After skimming over Online Colleges’ extensive collection of 50 Ways to Use Twitter in the College Classroom, I started thinking about practical uses for tweeting in the language classroom (or, more specifically, outside the language classroom).

From the Communication section:

  1. Direct Tweet. [Teachers] and students can contact each other through direct Tweets without having to share cell phone numbers.
  2. Get to know your classmates. A class Twitter group will help facilitate [teachers] and students getting to know each other, especially if the class is part of a more intimate setting such as a seminar.
  3. Collaborate on projects. When working together on projects, set up a group using an app like Tweetworks to facilitate communication between everyone working together.
  4. Make announcements. [Teachers] can send out reminders about upcoming tests, project due dates, or any news that needs to be shared via Twitter.
  5. Share interesting websites. Both [teachers] and students can post interesting websites that are relevant to their class.
  6. Daily learning. Twitter feeds happen much more frequently than the two or three times a day a student is in class, therefore using Twitter in the classroom means there is a daily opportunity for learning.

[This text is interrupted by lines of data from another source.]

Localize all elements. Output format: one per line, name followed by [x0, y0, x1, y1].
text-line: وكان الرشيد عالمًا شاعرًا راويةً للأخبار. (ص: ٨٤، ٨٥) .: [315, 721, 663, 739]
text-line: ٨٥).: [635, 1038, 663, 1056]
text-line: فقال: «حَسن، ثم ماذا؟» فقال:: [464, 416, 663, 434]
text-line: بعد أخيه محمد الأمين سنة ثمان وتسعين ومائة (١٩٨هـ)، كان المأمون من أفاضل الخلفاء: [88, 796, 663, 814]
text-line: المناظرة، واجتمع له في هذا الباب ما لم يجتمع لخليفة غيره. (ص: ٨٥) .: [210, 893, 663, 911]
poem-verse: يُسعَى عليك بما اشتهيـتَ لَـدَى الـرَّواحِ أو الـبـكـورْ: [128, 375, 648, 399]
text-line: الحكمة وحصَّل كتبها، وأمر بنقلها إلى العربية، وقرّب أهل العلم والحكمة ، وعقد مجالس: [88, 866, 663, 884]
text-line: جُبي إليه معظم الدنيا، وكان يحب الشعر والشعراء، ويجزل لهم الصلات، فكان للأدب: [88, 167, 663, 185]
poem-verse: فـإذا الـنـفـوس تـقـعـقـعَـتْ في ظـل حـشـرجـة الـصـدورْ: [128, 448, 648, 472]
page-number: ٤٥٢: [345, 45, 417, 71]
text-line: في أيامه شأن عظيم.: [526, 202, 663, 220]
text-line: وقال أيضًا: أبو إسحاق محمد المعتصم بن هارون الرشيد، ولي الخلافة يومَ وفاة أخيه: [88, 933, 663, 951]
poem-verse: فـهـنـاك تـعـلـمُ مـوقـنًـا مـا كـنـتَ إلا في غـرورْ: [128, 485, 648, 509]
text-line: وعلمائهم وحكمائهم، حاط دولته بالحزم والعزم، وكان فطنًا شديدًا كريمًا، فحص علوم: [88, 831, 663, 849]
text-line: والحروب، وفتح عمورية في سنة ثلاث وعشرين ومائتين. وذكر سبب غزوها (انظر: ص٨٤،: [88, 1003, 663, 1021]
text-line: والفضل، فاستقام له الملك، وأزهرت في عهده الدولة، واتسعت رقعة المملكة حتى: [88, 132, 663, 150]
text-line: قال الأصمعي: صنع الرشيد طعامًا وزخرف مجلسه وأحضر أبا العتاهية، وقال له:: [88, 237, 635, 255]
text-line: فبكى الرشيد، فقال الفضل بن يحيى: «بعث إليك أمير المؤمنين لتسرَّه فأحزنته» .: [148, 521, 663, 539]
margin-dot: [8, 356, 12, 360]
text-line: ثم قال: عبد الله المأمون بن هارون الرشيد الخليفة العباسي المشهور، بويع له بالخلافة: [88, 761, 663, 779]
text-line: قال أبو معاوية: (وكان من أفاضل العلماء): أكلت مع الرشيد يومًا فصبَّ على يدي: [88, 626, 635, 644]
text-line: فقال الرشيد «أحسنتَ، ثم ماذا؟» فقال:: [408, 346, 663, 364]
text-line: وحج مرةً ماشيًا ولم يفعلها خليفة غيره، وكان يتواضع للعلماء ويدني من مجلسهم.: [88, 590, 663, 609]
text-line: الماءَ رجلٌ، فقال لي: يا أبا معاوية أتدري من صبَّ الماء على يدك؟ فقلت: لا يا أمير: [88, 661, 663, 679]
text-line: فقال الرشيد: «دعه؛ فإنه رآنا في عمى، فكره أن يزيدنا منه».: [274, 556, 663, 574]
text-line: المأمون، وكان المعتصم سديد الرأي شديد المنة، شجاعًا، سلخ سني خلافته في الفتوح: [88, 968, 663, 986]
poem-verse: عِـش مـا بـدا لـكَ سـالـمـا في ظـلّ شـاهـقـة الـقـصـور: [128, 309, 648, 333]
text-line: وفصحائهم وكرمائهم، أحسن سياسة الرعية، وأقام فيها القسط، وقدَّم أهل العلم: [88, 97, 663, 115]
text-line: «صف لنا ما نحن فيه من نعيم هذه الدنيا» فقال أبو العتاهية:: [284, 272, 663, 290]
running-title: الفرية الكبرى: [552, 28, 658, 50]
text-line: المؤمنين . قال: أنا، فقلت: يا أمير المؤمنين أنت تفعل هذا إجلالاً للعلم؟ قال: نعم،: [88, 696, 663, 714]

More specific to language learning:

  1. Practice a foreign language. Language classes can take advantage of the opportunity to communicate in the target language of the class by finding native speakers on Twitter.
  2. Follow mentors. If [teachers] or other key figures in your field of study are on Twitter, follow them to keep up with their research and activities.
  3. Follow an idea, word, or event. Send “track ___” with whatever word, event, or idea you want to follow in the blank, and you will receive Tweets that contain that keyword.

Teachers can set students short assignments that they have to complete in 140 characters or less.  Students can post interesting new words or points they learn, and can learn from peers around the world.  Post interesting news stories or websites about your chosen language.

The length restriction is a bit of a double-edged sword in that what you will see from native speakers will often be informal abbreviations, or internet slang, but at the same time, because communication is key, learners won’t have to worry too much about spelling and grammar.

It could be worth finding out if your language teacher or fellow students uses the service, or look up a few interesting people who tweet in your target language.  There are a lot of possibilities out there for this kind of thing, and I’d be interested to hear about your experiences.